In the middle of the day, I lay down, closed my eyes, and told my body to relax. Silence. And in that stillness, a thought surfaced, maybe the first step isn’t to fix the problem, but to understand the driver.
Who am I really? What makes me tick?
Tracing the Threads
I went back, way back.
I grew up surrounded by business, books, music and quiet curiosity.
Drawing, reading, and building - that’s what filled my early days.
I remember graduating from toys to books, the way others move from cartoons to cinema. I’d pick up a Sidney Sheldon before an exam and finish it at dawn. Reading was oxygen, not escape.
Drawing gave me satisfaction. Writing gave me release. Pain turned into meaning. Restlessness turned into rhythm. I wanted to be a writer once, wrote books that are still unpublished…I still do, in disguise.
Then there was order, the need for structure, for cleanliness, for precision. I can’t breathe in chaos. Building order was my way of taming uncertainty.
And then came building. And destroying.
Sandcastles, toys, computers. I broke things apart just to see how they worked. Sometimes they never worked again. But discovery was the reward. I dissected insects. The thought of which makes me sad even today.

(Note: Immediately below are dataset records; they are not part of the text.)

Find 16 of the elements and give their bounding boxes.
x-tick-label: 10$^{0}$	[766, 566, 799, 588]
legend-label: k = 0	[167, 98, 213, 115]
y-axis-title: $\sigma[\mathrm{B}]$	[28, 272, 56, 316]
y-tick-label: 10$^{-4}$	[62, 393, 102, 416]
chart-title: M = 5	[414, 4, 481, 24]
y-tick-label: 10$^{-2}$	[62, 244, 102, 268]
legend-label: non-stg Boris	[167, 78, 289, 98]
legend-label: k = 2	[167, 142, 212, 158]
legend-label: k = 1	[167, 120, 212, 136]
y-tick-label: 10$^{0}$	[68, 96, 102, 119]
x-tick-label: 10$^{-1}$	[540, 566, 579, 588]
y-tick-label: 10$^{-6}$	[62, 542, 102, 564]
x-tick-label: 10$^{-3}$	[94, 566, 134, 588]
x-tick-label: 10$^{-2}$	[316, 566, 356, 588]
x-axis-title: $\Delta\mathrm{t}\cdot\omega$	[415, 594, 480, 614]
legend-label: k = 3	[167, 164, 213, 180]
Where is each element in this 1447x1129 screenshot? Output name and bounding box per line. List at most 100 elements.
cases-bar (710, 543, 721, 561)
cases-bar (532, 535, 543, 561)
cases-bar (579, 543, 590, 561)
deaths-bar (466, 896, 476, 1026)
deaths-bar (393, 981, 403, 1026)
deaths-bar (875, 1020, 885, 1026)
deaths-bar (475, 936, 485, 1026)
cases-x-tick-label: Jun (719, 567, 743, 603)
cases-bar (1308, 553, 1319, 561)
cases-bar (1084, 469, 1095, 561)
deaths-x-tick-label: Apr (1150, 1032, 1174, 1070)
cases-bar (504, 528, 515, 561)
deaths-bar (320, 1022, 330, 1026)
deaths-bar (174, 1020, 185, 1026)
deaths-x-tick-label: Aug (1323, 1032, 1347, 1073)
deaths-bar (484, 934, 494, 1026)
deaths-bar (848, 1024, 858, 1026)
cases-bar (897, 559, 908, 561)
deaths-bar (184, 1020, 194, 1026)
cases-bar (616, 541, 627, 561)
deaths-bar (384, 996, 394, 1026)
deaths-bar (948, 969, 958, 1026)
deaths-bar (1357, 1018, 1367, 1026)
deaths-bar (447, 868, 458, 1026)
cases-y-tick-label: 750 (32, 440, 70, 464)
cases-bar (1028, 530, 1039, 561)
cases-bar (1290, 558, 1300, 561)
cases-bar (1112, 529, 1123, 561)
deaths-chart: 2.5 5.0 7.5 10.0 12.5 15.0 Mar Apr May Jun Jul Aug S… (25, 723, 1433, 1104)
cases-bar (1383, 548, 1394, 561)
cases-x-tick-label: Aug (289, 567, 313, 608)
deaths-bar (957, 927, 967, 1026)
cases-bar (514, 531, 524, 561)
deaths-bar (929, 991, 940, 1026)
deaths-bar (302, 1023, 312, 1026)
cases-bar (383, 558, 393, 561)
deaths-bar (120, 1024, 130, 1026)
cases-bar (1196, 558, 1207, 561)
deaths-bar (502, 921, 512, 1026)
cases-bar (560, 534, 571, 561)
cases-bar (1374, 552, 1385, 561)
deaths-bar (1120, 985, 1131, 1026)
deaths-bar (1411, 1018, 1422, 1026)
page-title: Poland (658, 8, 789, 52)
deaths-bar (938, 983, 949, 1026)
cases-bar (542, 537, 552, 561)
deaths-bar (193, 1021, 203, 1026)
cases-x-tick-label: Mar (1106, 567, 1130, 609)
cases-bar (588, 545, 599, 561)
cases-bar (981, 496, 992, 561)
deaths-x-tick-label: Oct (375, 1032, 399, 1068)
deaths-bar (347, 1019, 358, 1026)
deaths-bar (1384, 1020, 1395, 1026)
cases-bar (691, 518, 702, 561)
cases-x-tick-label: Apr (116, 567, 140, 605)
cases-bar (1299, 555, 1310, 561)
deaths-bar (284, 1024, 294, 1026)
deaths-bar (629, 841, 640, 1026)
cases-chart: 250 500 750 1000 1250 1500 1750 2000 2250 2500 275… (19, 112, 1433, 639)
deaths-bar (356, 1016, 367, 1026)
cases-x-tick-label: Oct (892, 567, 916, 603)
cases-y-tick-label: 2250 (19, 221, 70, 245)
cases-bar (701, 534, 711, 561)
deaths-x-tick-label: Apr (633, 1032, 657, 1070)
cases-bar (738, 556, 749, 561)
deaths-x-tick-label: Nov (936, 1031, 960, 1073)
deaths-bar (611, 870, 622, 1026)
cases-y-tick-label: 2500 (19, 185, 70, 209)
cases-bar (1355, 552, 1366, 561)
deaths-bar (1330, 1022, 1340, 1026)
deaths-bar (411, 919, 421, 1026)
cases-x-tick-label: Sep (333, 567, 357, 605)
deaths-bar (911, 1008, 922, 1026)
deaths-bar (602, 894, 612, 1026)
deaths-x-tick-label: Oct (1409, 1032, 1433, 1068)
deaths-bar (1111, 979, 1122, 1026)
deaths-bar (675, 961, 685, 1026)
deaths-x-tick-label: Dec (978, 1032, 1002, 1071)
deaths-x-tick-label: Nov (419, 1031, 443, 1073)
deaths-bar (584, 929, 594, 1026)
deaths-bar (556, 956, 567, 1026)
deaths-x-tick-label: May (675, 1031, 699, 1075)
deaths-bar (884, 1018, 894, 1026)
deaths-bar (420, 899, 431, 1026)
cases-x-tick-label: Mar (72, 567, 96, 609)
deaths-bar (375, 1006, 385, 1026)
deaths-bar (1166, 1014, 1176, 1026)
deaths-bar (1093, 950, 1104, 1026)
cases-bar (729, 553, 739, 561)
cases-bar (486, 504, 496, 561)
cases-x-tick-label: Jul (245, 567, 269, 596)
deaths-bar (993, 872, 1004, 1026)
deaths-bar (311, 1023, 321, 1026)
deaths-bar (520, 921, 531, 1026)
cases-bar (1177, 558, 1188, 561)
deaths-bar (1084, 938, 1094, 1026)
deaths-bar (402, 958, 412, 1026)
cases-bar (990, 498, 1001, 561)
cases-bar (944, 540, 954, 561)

Learning was constant. Encyclopedias, dictionaries, endless whys. That never stopped.
“Curiosity is the first spark of creation. But if left unchecked, it becomes the fire that consumes the peace it once illuminated.”
Somewhere along the way, importance crept in. I wasn’t the top student, always close, never first. That gap became a hunger for recognition. Over time, accomplishment became synonymous with worth. Maybe that’s when the distortion began.
The Psychological Loop
Psychologists call it the hedonic treadmill, the mind’s tendency to return to a baseline of dissatisfaction no matter how much we achieve. The finish line moves faster than we can run.
Fulfillment is not about having more. It’s about noticing enough.
But when your wiring has been tuned since childhood to seek validation through doing, stillness feels like failure.
That realization brought both relief and grief.
Relief, because I understood the pattern. Grief, because I knew how deeply it was etched in me.
I’ve meditated for over fifteen years, to survive. Meditation doesn’t solve the storm. It only teaches you to observe it without drowning.
The Meaning of Meta-Creation
Somewhere along the way, I decided that building companies was my way of creating meaning.
Maybe it was the influence of my childhood, business conversations at home, the quiet respect attached to people who build. But over time, I realized: creation alone isn’t enough.
It’s the meaning behind creation that sustains.
That’s what I now call meta-creation, the act of understanding the patterns beneath what we build, and in doing so, understanding ourselves.
“Building without meaning burns you out.
Meaning without building leaves you hollow.”
-Sahil Lavingia
I no longer chase success for its own sake. I think so, at least! I chase synthesis, the intersection of creation and comprehension. The moment when what I make begins to make me back. I am actively trying to use this as a framework of what I explore in my entrepreneurial journey.
A Work in Progress
I don’t have answers. Maybe I never will.
But I’ve learned that one aspect of being human is about learning to dance with my restlessness.
I’m learning to see ambition not as a flaw, but as a companion.
To forgive myself for not doing enough.
To celebrate the days when I simply am.
“The struggle isn’t proof of failure. It’s proof of life.”
-Tobi Lutke
In peeling back the layers, I’m looking for truth and not perfection.
And maybe that’s the only meaning there ever was.
A Note to Fellow Strivers
If you’ve been there, that quiet void between achievement and peace, you’re not alone.
The mind is a fascinating and cruel architect. It builds towers of ambition and then forgets the view it was meant to enjoy.
So take a breath. Close your eyes. Let the layers fall where they may.
You don’t have to build the world today.
Sometimes, peeling one layer is enough.